You can give it a few words, it will take those three, four words and it will predict the fifth word. And it’ll write that on the screen for you. But it’ll also take that word and it’ll make that an input and it’ll come up with the sixth word. With the next word, the seventh one, it’ll be based on all the previous six words.
So it’s basically feeding one at a time, the words back in. And that is changing a little bit of the math and effectively the memory that this transformer has. So words that popped into the beginning of that conversation are still there in the math and in the memory of the transformer, while it’s predicting the next and the next word.
Part of the magic is in how it’s trained. It has to be trained in a way that it’s being told, if it’s a press release, then what should that structure look like? And so it’ll be shown many press releases. It’s been told that this is a good version of an output and this is a not so good version of the output, and it learns that. We haven’t yet seen the full potential of what the transformer can do. And the transformer doesn’t have to be trained only to give you back a presentation of language. It could be trained also to translate between languages, for example, or you could put in a sequence of chemicals and it would be able to be trained to guess what other chemical might go into a similar process like that.
Or it could be trained to predict what gene sequence is likely to occur next to another gene sequence. ChatGPT and transformers and a lot of things that are in this family of large language models, they’re also built on another important technology and in fact it’s a pretty amazing technology. Google developed this technology, you use it all the time and you don’t realize it because it’s built into the Google search engine and it’s built into all kinds of things that you’re doing.
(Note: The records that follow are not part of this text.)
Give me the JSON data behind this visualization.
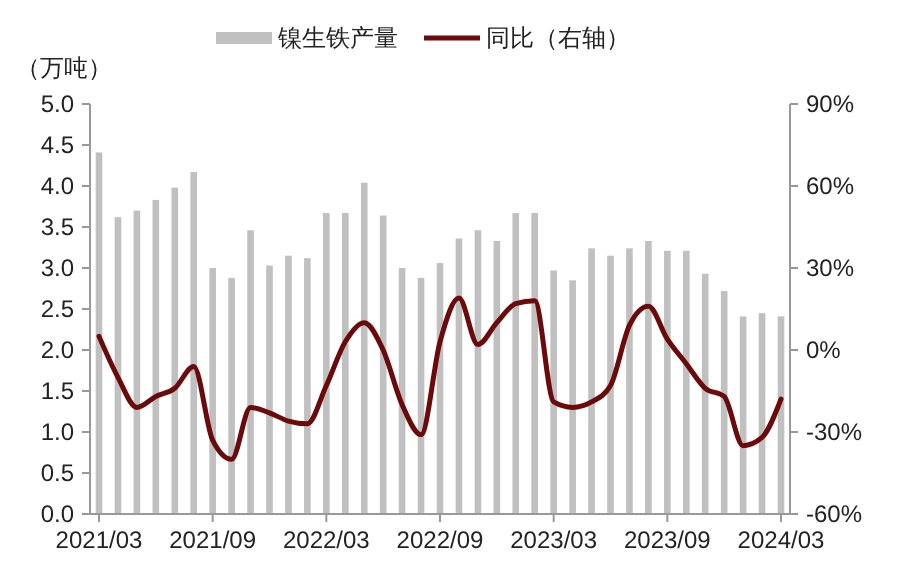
{
  "chart_data": {
    "type": "bar",
    "ylabel": "（万吨）",
    "categories": [
      "2021/03",
      null,
      null,
      null,
      null,
      null,
      "2021/09",
      null,
      null,
      null,
      null,
      null,
      "2022/03",
      null,
      null,
      null,
      null,
      null,
      "2022/09",
      null,
      null,
      null,
      null,
      null,
      "2023/03",
      null,
      null,
      null,
      null,
      null,
      "2023/09",
      null,
      null,
      null,
      null,
      null,
      "2024/03"
    ],
    "series": [
      {
        "name": "镍生铁产量",
        "color": "#c0c0c0",
        "values": [
          4.41,
          3.62,
          3.7,
          3.83,
          3.98,
          4.17,
          3.0,
          2.88,
          3.46,
          3.03,
          3.15,
          3.12,
          3.67,
          3.67,
          4.04,
          3.64,
          3.0,
          2.88,
          3.06,
          3.36,
          3.46,
          3.33,
          3.67,
          3.67,
          2.97,
          2.85,
          3.24,
          3.15,
          3.24,
          3.33,
          3.21,
          3.21,
          2.93,
          2.72,
          2.41,
          2.45,
          2.41
        ]
      },
      {
        "name": "同比（右轴）",
        "type": "line",
        "axis": "y2",
        "color": "#6b0a0a",
        "values": [
          5,
          -10,
          -21,
          -17,
          -14,
          -6,
          -33,
          -40,
          -21,
          -23,
          -26,
          -27,
          -13,
          3,
          10,
          0,
          -20,
          -31,
          3,
          19,
          2,
          10,
          17,
          18,
          -19,
          -21,
          -19,
          -13,
          9,
          16,
          4,
          -5,
          -14,
          -17,
          -35,
          -32,
          -18
        ]
      }
    ],
    "ylim": [
      0,
      5
    ],
    "yticks": [
      {
        "value": 0,
        "label": "0.0"
      },
      {
        "value": 0.5,
        "label": "0.5"
      },
      {
        "value": 1,
        "label": "1.0"
      },
      {
        "value": 1.5,
        "label": "1.5"
      },
      {
        "value": 2,
        "label": "2.0"
      },
      {
        "value": 2.5,
        "label": "2.5"
      },
      {
        "value": 3,
        "label": "3.0"
      },
      {
        "value": 3.5,
        "label": "3.5"
      },
      {
        "value": 4,
        "label": "4.0"
      },
      {
        "value": 4.5,
        "label": "4.5"
      },
      {
        "value": 5,
        "label": "5.0"
      }
    ],
    "y2lim": [
      -60,
      90
    ],
    "y2ticks": [
      {
        "value": -60,
        "label": "-60%"
      },
      {
        "value": -30,
        "label": "-30%"
      },
      {
        "value": 0,
        "label": "0%"
      },
      {
        "value": 30,
        "label": "30%"
      },
      {
        "value": 60,
        "label": "60%"
      },
      {
        "value": 90,
        "label": "90%"
      }
    ],
    "grid": false,
    "legend": "top"
  }
}
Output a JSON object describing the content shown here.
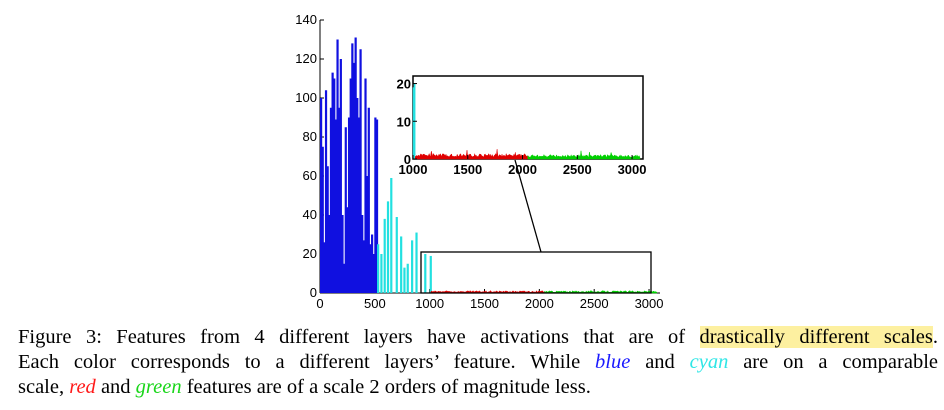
{
  "chart_data": [
    {
      "type": "bar",
      "title": "",
      "xlabel": "",
      "ylabel": "",
      "xlim": [
        0,
        3100
      ],
      "ylim": [
        0,
        140
      ],
      "x_ticks": [
        "0",
        "500",
        "1000",
        "1500",
        "2000",
        "2500",
        "3000"
      ],
      "y_ticks": [
        "0",
        "20",
        "40",
        "60",
        "80",
        "100",
        "120",
        "140"
      ],
      "series": [
        {
          "name": "blue",
          "color": "#1010e0",
          "x": [
            10,
            25,
            40,
            55,
            70,
            85,
            100,
            115,
            130,
            145,
            160,
            175,
            190,
            205,
            220,
            235,
            250,
            265,
            280,
            295,
            310,
            325,
            340,
            355,
            370,
            385,
            400,
            415,
            430,
            445,
            460,
            475,
            490,
            505,
            520
          ],
          "values": [
            100,
            75,
            26,
            104,
            65,
            40,
            95,
            113,
            110,
            89,
            130,
            95,
            120,
            40,
            15,
            85,
            44,
            90,
            110,
            128,
            118,
            131,
            100,
            90,
            125,
            40,
            27,
            110,
            60,
            95,
            25,
            30,
            20,
            90,
            89
          ]
        },
        {
          "name": "cyan",
          "color": "#22e0e0",
          "x": [
            530,
            560,
            590,
            620,
            650,
            700,
            740,
            770,
            800,
            840,
            880,
            960,
            1010
          ],
          "values": [
            25,
            20,
            38,
            47,
            59,
            39,
            29,
            13,
            15,
            27,
            31,
            20,
            19
          ]
        },
        {
          "name": "red",
          "color": "#e00000",
          "x_range": [
            1010,
            2048
          ],
          "approx_level": 1.0
        },
        {
          "name": "green",
          "color": "#00d000",
          "x_range": [
            2048,
            3072
          ],
          "approx_level": 0.8
        }
      ]
    },
    {
      "type": "bar",
      "title": "inset",
      "xlim": [
        1000,
        3100
      ],
      "ylim": [
        0,
        22
      ],
      "x_ticks": [
        "1000",
        "1500",
        "2000",
        "2500",
        "3000"
      ],
      "y_ticks": [
        "0",
        "10",
        "20"
      ],
      "series": [
        {
          "name": "cyan",
          "color": "#22e0e0",
          "x": [
            1005,
            1015
          ],
          "values": [
            19,
            20
          ]
        },
        {
          "name": "red",
          "color": "#e00000",
          "x_range": [
            1020,
            2048
          ],
          "approx_level": 1.0
        },
        {
          "name": "green",
          "color": "#00d000",
          "x_range": [
            2048,
            3072
          ],
          "approx_level": 0.8
        }
      ]
    }
  ],
  "caption": {
    "line1_prefix": "Figure 3:  Features from 4 different layers have activations that are of ",
    "line1_highlight": "drastically different scales",
    "line1_suffix": ".",
    "line2_prefix": "Each color corresponds to a different layers’ feature.  While ",
    "line2_blue": "blue",
    "line2_mid": " and ",
    "line2_cyan": "cyan",
    "line2_suffix": " are on a comparable",
    "line3_prefix": "scale, ",
    "line3_red": "red",
    "line3_mid": " and ",
    "line3_green": "green",
    "line3_suffix": " features are of a scale 2 orders of magnitude less."
  }
}
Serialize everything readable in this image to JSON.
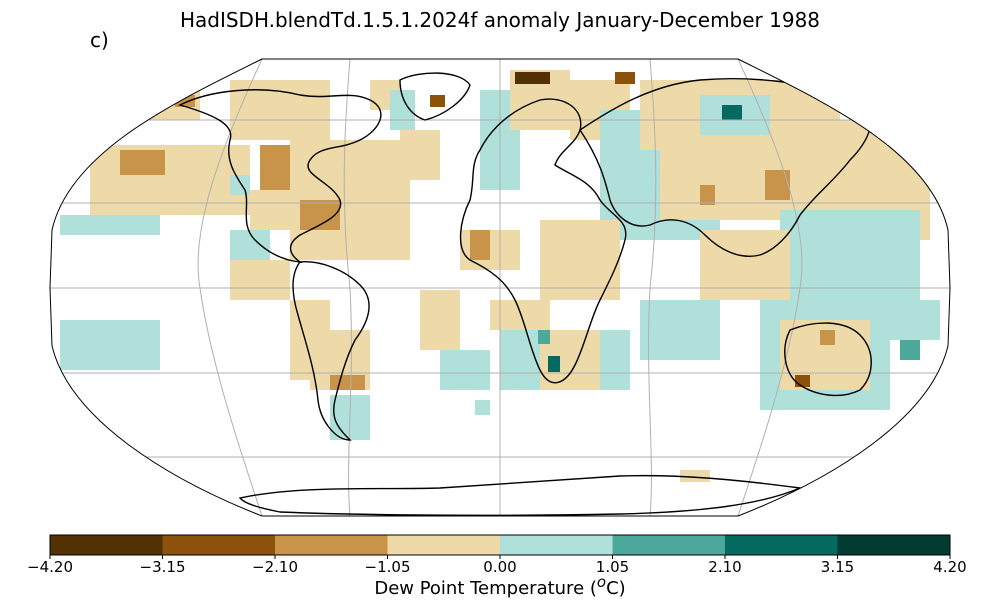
{
  "title": "HadISDH.blendTd.1.5.1.2024f anomaly January-December 1988",
  "panel_label": "c)",
  "colorbar": {
    "label_prefix": "Dew Point Temperature (",
    "label_unit_sup": "o",
    "label_suffix": "C)",
    "ticks": [
      "−4.20",
      "−3.15",
      "−2.10",
      "−1.05",
      "0.00",
      "1.05",
      "2.10",
      "3.15",
      "4.20"
    ],
    "tick_values": [
      -4.2,
      -3.15,
      -2.1,
      -1.05,
      0.0,
      1.05,
      2.1,
      3.15,
      4.2
    ],
    "colors": [
      "#543005",
      "#8c510a",
      "#c89449",
      "#eedaa8",
      "#b0e0da",
      "#4ba89a",
      "#04695e",
      "#003c30"
    ]
  },
  "map": {
    "projection": "robinson",
    "gridlines": true,
    "land_color": "#ffffff",
    "coastline_color": "#000000"
  }
}
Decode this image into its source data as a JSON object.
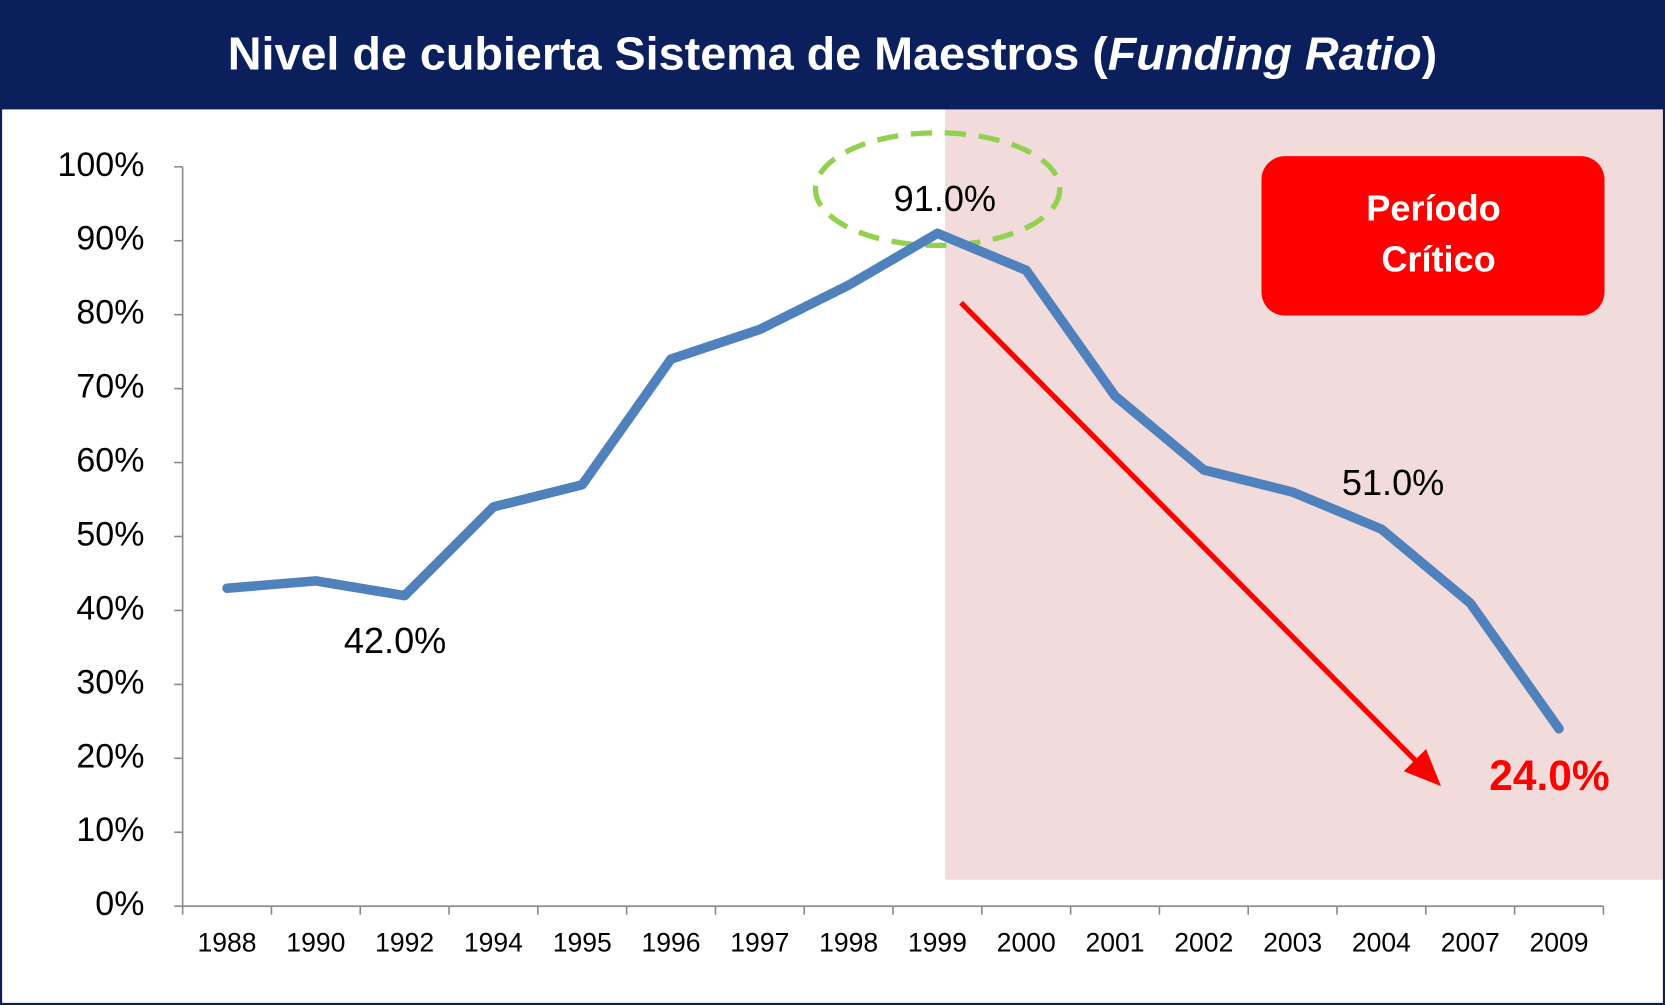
{
  "chart_data": {
    "type": "line",
    "title": "Nivel de cubierta Sistema de Maestros (Funding Ratio)",
    "title_italic": "Funding Ratio",
    "annotation": "Período Crítico",
    "categories": [
      "1988",
      "1990",
      "1992",
      "1994",
      "1995",
      "1996",
      "1997",
      "1998",
      "1999",
      "2000",
      "2001",
      "2002",
      "2003",
      "2004",
      "2007",
      "2009"
    ],
    "series": [
      {
        "color": "#4f81bd",
        "values": [
          43,
          44,
          42,
          54,
          57,
          74,
          78,
          84,
          91,
          86,
          69,
          59,
          56,
          51,
          41,
          24
        ],
        "value_labels": [
          null,
          null,
          "42.0%",
          null,
          null,
          null,
          null,
          null,
          "91.0%",
          null,
          null,
          null,
          null,
          "51.0%",
          null,
          "24.0%"
        ]
      }
    ],
    "ylim": [
      0,
      100
    ],
    "yticks": [
      {
        "value": 0,
        "label": "0%"
      },
      {
        "value": 10,
        "label": "10%"
      },
      {
        "value": 20,
        "label": "20%"
      },
      {
        "value": 30,
        "label": "30%"
      },
      {
        "value": 40,
        "label": "40%"
      },
      {
        "value": 50,
        "label": "50%"
      },
      {
        "value": 60,
        "label": "60%"
      },
      {
        "value": 70,
        "label": "70%"
      },
      {
        "value": 80,
        "label": "80%"
      },
      {
        "value": 90,
        "label": "90%"
      },
      {
        "value": 100,
        "label": "100%"
      }
    ]
  }
}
And that’s really an algorithm that’s called word2vec, or it’s short for word to vector. And why this is important is because these algorithms like ChatGPT, they don’t actually take a word as in the spelled out version of the word. They take numbers as input and they produce numbers as outputs. But the problem in that process is that you basically lose the meaning when you turn the word into a number.
But what word2vec figured out how to do is that it turned the word not into one number but into a sequence of numbers. And that sequence of numbers actually retains meaning in the sense that words that are similar in meaning to each other have vectors that are relatively similar or close to each other. If you have boy versus girl, how close or different are those two vectors?
It turns out that they have the same relationship as king versus queen or man versus woman. You type a search phrase into Google, and the reason why those page hits are so accurate is because those numbers do such a great job of capturing the meaning and they make those matches just perfect. Just about anyone who uses ChatGPT will be amazed by the quality of what comes out, and you can easily be fooled into thinking that this thing knows everything and it can do everything. But that’s not fully true.
In fact, it’s far from true. It doesn’t actually assign logic to the things that it is writing, and it doesn’t necessarily assign or do fact checking against what it’s doing. The logic capabilities are not actually built into it. It’s much more about the pattern recognition and the presentation layer of it. One way or the other, it’s working itself into the competitive structure, the competitive strategy, of every company.